Andrea Boscaro. Se i siti eCommerce hanno gioco facile ad analizzare i costi per contatto sostenibili per ciascun canale di marketing perché il modello di business è online, le aziende che usano la Rete per produrre lead da gestire in forme più tradizionale hanno difficoltà a comprendere quale valore attribuire ad un accesso generato, per esempio, da una campagna pubblicitaria sui social media. Avverti che un approccio più professionale ai dati gioverebbe?
Andrea Matheoud. Credo che la comprensione approfondita dei comportamenti (non solo quelli di acquisto) condivisi tra i propri clienti sia imprescindibile per qualsiasi azienda. A maggior ragione per quelle con modelli di business off-line perché sono quelle in cui, verosimilmente, i dati sono disgregati e in cui la cultura dei dati è più debole.

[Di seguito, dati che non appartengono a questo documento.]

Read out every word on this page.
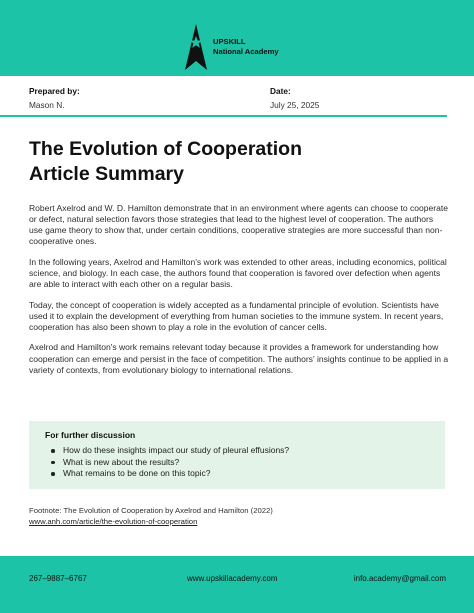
UPSKILL
National Academy
Prepared by:
Mason N.
Date:
July 25, 2025
The Evolution of Cooperation
Article Summary

Robert Axelrod and W. D. Hamilton demonstrate that in an environment where agents can choose to cooperate or defect, natural selection favors those strategies that lead to the highest level of cooperation. The authors use game theory to show that, under certain conditions, cooperative strategies are more successful than non-cooperative ones.

In the following years, Axelrod and Hamilton's work was extended to other areas, including economics, political science, and biology. In each case, the authors found that cooperation is favored over defection when agents are able to interact with each other on a regular basis.

Today, the concept of cooperation is widely accepted as a fundamental principle of evolution. Scientists have used it to explain the development of everything from human societies to the immune system. In recent years, cooperation has also been shown to play a role in the evolution of cancer cells.

Axelrod and Hamilton's work remains relevant today because it provides a framework for understanding how cooperation can emerge and persist in the face of competition. The authors' insights continue to be applied in a variety of contexts, from evolutionary biology to international relations.

For further discussion
How do these insights impact our study of pleural effusions?
What is new about the results?
What remains to be done on this topic?
Footnote: The Evolution of Cooperation by Axelrod and Hamilton (2022)
www.anh.com/article/the-evolution-of-cooperation
267–9887–6767	www.upskillacademy.com	info.academy@gmail.com
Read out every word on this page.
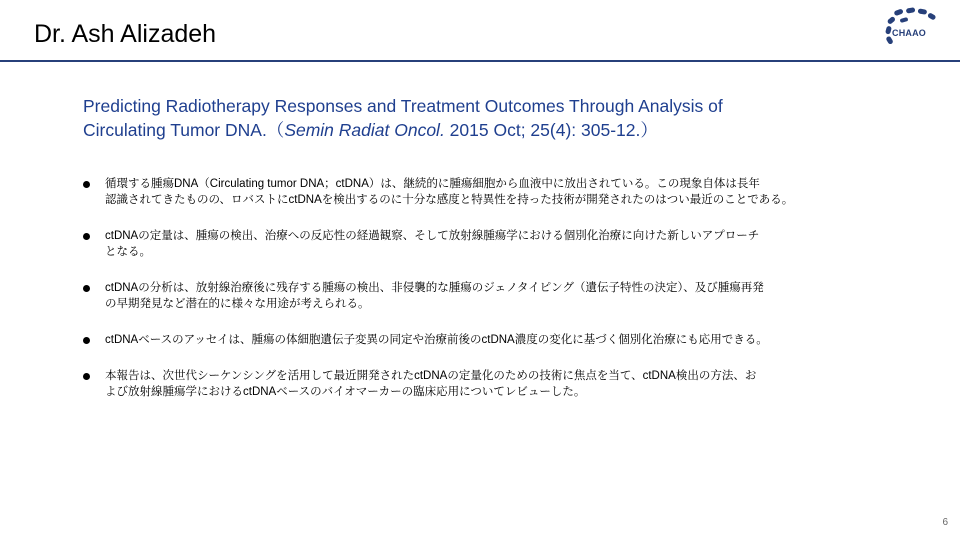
Dr. Ash Alizadeh	CHAAO
Predicting Radiotherapy Responses and Treatment Outcomes Through Analysis of
Circulating Tumor DNA.（Semin Radiat Oncol. 2015 Oct; 25(4): 305-12.）
循環する腫瘍DNA（Circulating tumor DNA；ctDNA）は、継続的に腫瘍細胞から血液中に放出されている。この現象自体は長年
認識されてきたものの、ロバストにctDNAを検出するのに十分な感度と特異性を持った技術が開発されたのはつい最近のことである。
ctDNAの定量は、腫瘍の検出、治療への反応性の経過観察、そして放射線腫瘍学における個別化治療に向けた新しいアプローチ
となる。
ctDNAの分析は、放射線治療後に残存する腫瘍の検出、非侵襲的な腫瘍のジェノタイピング（遺伝子特性の決定）、及び腫瘍再発
の早期発見など潜在的に様々な用途が考えられる。
ctDNAベースのアッセイは、腫瘍の体細胞遺伝子変異の同定や治療前後のctDNA濃度の変化に基づく個別化治療にも応用できる。
本報告は、次世代シーケンシングを活用して最近開発されたctDNAの定量化のための技術に焦点を当て、ctDNA検出の方法、お
よび放射線腫瘍学におけるctDNAベースのバイオマーカーの臨床応用についてレビューした。
6
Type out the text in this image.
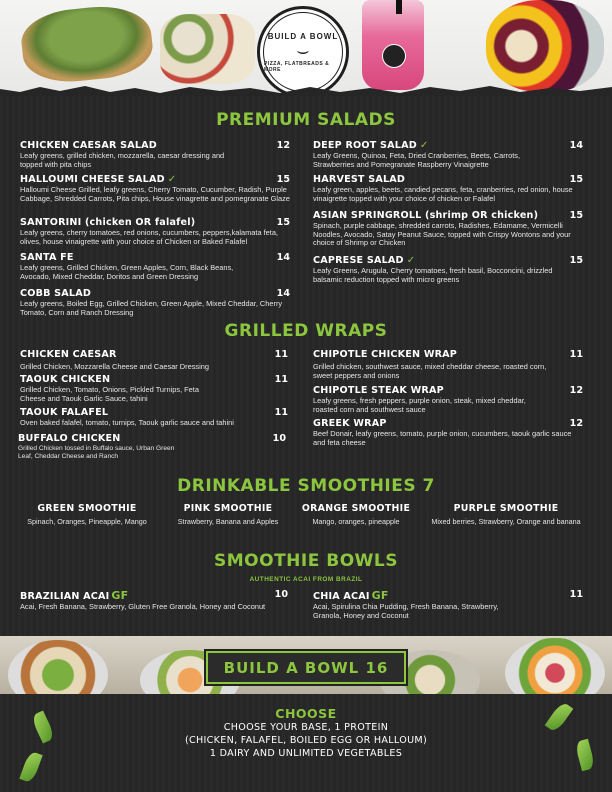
BUILD A BOWL
⌣
PIZZA, FLATBREADS & MORE
PREMIUM SALADS
CHICKEN CAESAR SALAD	12
Leafy greens, grilled chicken, mozzarella, caesar dressing and topped with pita chips
HALLOUMI CHEESE SALAD ✓	15
Halloumi Cheese Grilled, leafy greens, Cherry Tomato, Cucumber, Radish, Purple Cabbage, Shredded Carrots, Pita chips, House vinagrette and pomegranate Glaze
SANTORINI (chicken OR falafel)	15
Leafy greens, cherry tomatoes, red onions, cucumbers, peppers,kalamata feta, olives, house vinaigrette with your choice of Chicken or Baked Falafel
SANTA FE	14
Leafy greens, Grilled Chicken, Green Apples, Corn, Black Beans, Avocado, Mixed Cheddar, Doritos and Green Dressing
COBB SALAD	14
Leafy greens, Boiled Egg, Grilled Chicken, Green Apple, Mixed Cheddar, Cherry Tomato, Corn and Ranch Dressing
DEEP ROOT SALAD ✓	14
Leafy Greens, Quinoa, Feta, Dried Cranberries, Beets, Carrots, Strawberries and Pomegranate Raspberry Vinaigrette
HARVEST SALAD	15
Leafy green, apples, beets, candied pecans, feta, cranberries, red onion, house vinaigrette topped with your choice of chicken or Falafel
ASIAN SPRINGROLL (shrimp OR chicken)	15
Spinach, purple cabbage, shredded carrots, Radishes, Edamame, Vermicelli Noodles, Avocado, Satay Peanut Sauce, topped with Crispy Wontons and your choice of Shrimp or Chicken
CAPRESE SALAD ✓	15
Leafy Greens, Arugula, Cherry tomatoes, fresh basil, Bocconcini, drizzled balsamic reduction topped with micro greens
GRILLED WRAPS
CHICKEN CAESAR	11
Grilled Chicken, Mozzarella Cheese and Caesar Dressing
TAOUK CHICKEN	11
Grilled Chicken, Tomato, Onions, Pickled Turnips, Feta Cheese and Taouk Garlic Sauce, tahini
TAOUK FALAFEL	11
Oven baked falafel, tomato, turnips, Taouk garlic sauce and tahini
BUFFALO CHICKEN	10
Grilled Chicken tossed in Buffalo sauce, Urban Green Leaf, Cheddar Cheese and Ranch
CHIPOTLE CHICKEN WRAP	11
Grilled chicken, southwest sauce, mixed cheddar cheese, roasted corn, sweet peppers and onions
CHIPOTLE STEAK WRAP	12
Leafy greens, fresh peppers, purple onion, steak, mixed cheddar, roasted corn and southwest sauce
GREEK WRAP	12
Beef Donair, leafy greens, tomato, purple onion, cucumbers, taouk garlic sauce and feta cheese
DRINKABLE SMOOTHIES 7
GREEN SMOOTHIE
Spinach, Oranges, Pineapple, Mango
PINK SMOOTHIE
Strawberry, Banana and Apples
ORANGE SMOOTHIE
Mango, oranges, pineapple
PURPLE SMOOTHIE
Mixed berries, Strawberry, Orange and banana
SMOOTHIE BOWLS
AUTHENTIC ACAI FROM BRAZIL
BRAZILIAN ACAI GF	10
Acai, Fresh Banana, Strawberry, Gluten Free Granola, Honey and Coconut
CHIA ACAI GF	11
Acai, Spirulina Chia Pudding, Fresh Banana, Strawberry, Granola, Honey and Coconut
BUILD A BOWL 16
CHOOSE
CHOOSE YOUR BASE, 1 PROTEIN
(CHICKEN, FALAFEL, BOILED EGG OR HALLOUM)
1 DAIRY AND UNLIMITED VEGETABLES
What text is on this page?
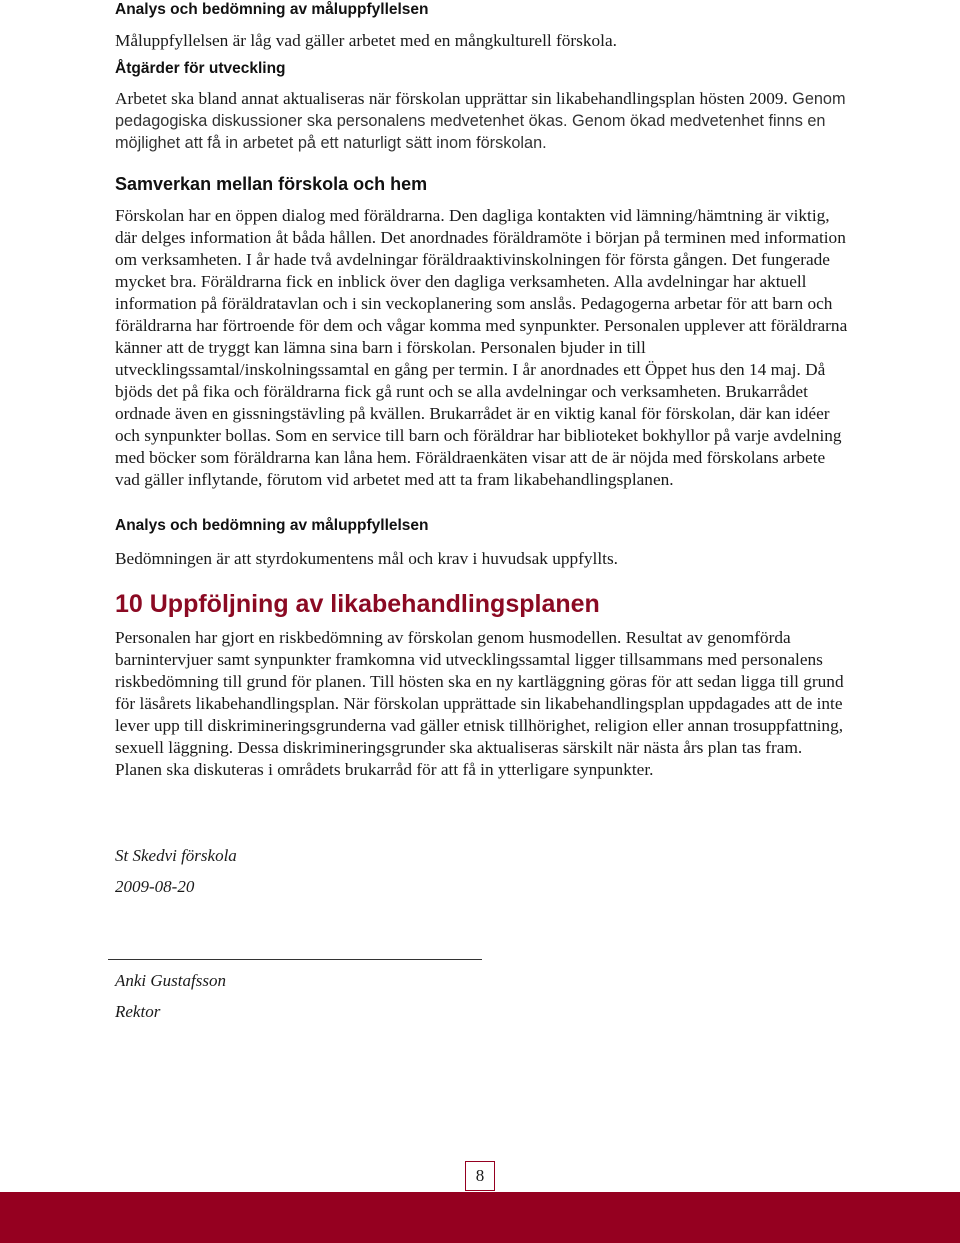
Analys och bedömning av måluppfyllelsen

Måluppfyllelsen är låg vad gäller arbetet med en mångkulturell förskola.

Åtgärder för utveckling

Arbetet ska bland annat aktualiseras när förskolan upprättar sin likabehandlingsplan hösten 2009. Genom pedagogiska diskussioner ska personalens medvetenhet ökas. Genom ökad medvetenhet finns en möjlighet att få in arbetet på ett naturligt sätt inom förskolan.

Samverkan mellan förskola och hem

Förskolan har en öppen dialog med föräldrarna. Den dagliga kontakten vid lämning/hämtning är viktig, där delges information åt båda hållen. Det anordnades föräldramöte i början på terminen med information om verksamheten. I år hade två avdelningar föräldraaktivinskolningen för första gången. Det fungerade mycket bra. Föräldrarna fick en inblick över den dagliga verksamheten. Alla avdelningar har aktuell information på föräldratavlan och i sin veckoplanering som anslås. Pedagogerna arbetar för att barn och föräldrarna har förtroende för dem och vågar komma med synpunkter. Personalen upplever att föräldrarna känner att de tryggt kan lämna sina barn i förskolan. Personalen bjuder in till utvecklingssamtal/inskolningssamtal en gång per termin. I år anordnades ett Öppet hus den 14 maj. Då bjöds det på fika och föräldrarna fick gå runt och se alla avdelningar och verksamheten. Brukarrådet ordnade även en gissningstävling på kvällen. Brukarrådet är en viktig kanal för förskolan, där kan idéer och synpunkter bollas. Som en service till barn och föräldrar har biblioteket bokhyllor på varje avdelning med böcker som föräldrarna kan låna hem. Föräldraenkäten visar att de är nöjda med förskolans arbete vad gäller inflytande, förutom vid arbetet med att ta fram likabehandlingsplanen.

Analys och bedömning av måluppfyllelsen

Bedömningen är att styrdokumentens mål och krav i huvudsak uppfyllts.

10 Uppföljning av likabehandlingsplanen

Personalen har gjort en riskbedömning av förskolan genom husmodellen. Resultat av genomförda barnintervjuer samt synpunkter framkomna vid utvecklingssamtal ligger tillsammans med personalens riskbedömning till grund för planen. Till hösten ska en ny kartläggning göras för att sedan ligga till grund för läsårets likabehandlingsplan. När förskolan upprättade sin likabehandlingsplan uppdagades att de inte lever upp till diskrimineringsgrunderna vad gäller etnisk tillhörighet, religion eller annan trosuppfattning, sexuell läggning. Dessa diskrimineringsgrunder ska aktualiseras särskilt när nästa års plan tas fram. Planen ska diskuteras i områdets brukarråd för att få in ytterligare synpunkter.

St Skedvi förskola

2009-08-20

Anki Gustafsson

Rektor

8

In queste realtà, una volta implementata una data strategy che pone l’individuo al centro di ogni attività, la sinergia tra il marketing digitale e la conoscenza della propria base clienti darà i risultati migliori nella gestione della relazione con il cliente.
Nel caso che tu proponi, potremo beneficiare dell’expertise acquisita sui propri small data per profilare la lead già al primo contatto grazie alle caratteristiche che condivide con alcuni clienti attivi. Per lo stesso motivo possiamo attribuire il valore atteso della lead (che si trasformi o meno in cliente). Per quanto importante non è che il primo passo.
Possiamo spingerci oltre: poiché dei clienti conosciamo i comportamenti pregressi, saremo in grado di tracciare in anticipo (cioè pre-vedere) i percorsi che la lead probabilmente seguirà nel corso della sua relazione con la nostra azienda e porre particolare attenzione agli snodi cruciali. Sarà più semplice gestire la relazione e proporre le modalità di contatto storicamente più proficue.
Se ci pensiamo bene è un processo che arricchisce entrambi: la lead perché vede soddisfatti i suoi bisogni in minor tempo e con minor dispendio di energie; l’azienda perché arricchisce la conoscenza dei propri clienti ancor prima che lo diventino e perché è portata ad interrogarsi sull’efficacia delle proprie azioni. Con il tempo si farà strada in azienda un approccio operativo per prove ed errori.
Ti propongo un ulteriore spunto di riflessione: conoscendo i
comportamenti manifestati dai propri clienti e potendo prevederne quelli
futuri, come potrebbe evolvere la content strategy per i social, ad esempio?
Andrea Boscaro. Quali sono i requisiti per un’azienda che voglia fare davvero leva su tecniche di advanced analytics? Sono requisti software o vi è anche necessità di innovare sul piano dell’organizzazione e delle competenze?
Andrea Matheoud. Innanzitutto, è essenziale capire che le advanced analytics sono una grande opportunità per portare efficienza nei processi operativi interni. A partire da marketing e vendite che hanno impatto diretto su ricavi e margini.
Le competenze sono il tema centrale, soprattutto per le PMI. Numerosi recenti studi hanno confermato che i dirigenti (o la governance, in alcuni casi) hanno capito che i dati sono fondamentali per una proficua gestione aziendale ma che, al tempo stesso, sono consapevoli di non disporre delle competenze necessarie per analizzarli né personalmente, né all’interno del proprio staff.
Il nostro consiglio è quello di agire su due fronti: 1- investire nella formazione e 2- iniziare a “sporcarsi le mani” senza stravolgere le proprie attività, partendo dai dati disponibili. Si possono vedere i primi risultati in poco tempo con investimenti mirati. Come sempre poi, i risultati portano consapevolezza e chiariscono le idee sulla strategia da implementare. Solo allora saranno necessari progetti approfonditi e budget più importanti.
“think big, act small”. Il mondo delle avanced analytics è complesso: imporsi di volerlo capire a fondo prima di iniziare a muovere qualche passo è estremamente pericoloso e può spingere all’immobilità. Soprattutto nel caso di piccole e medie aziende.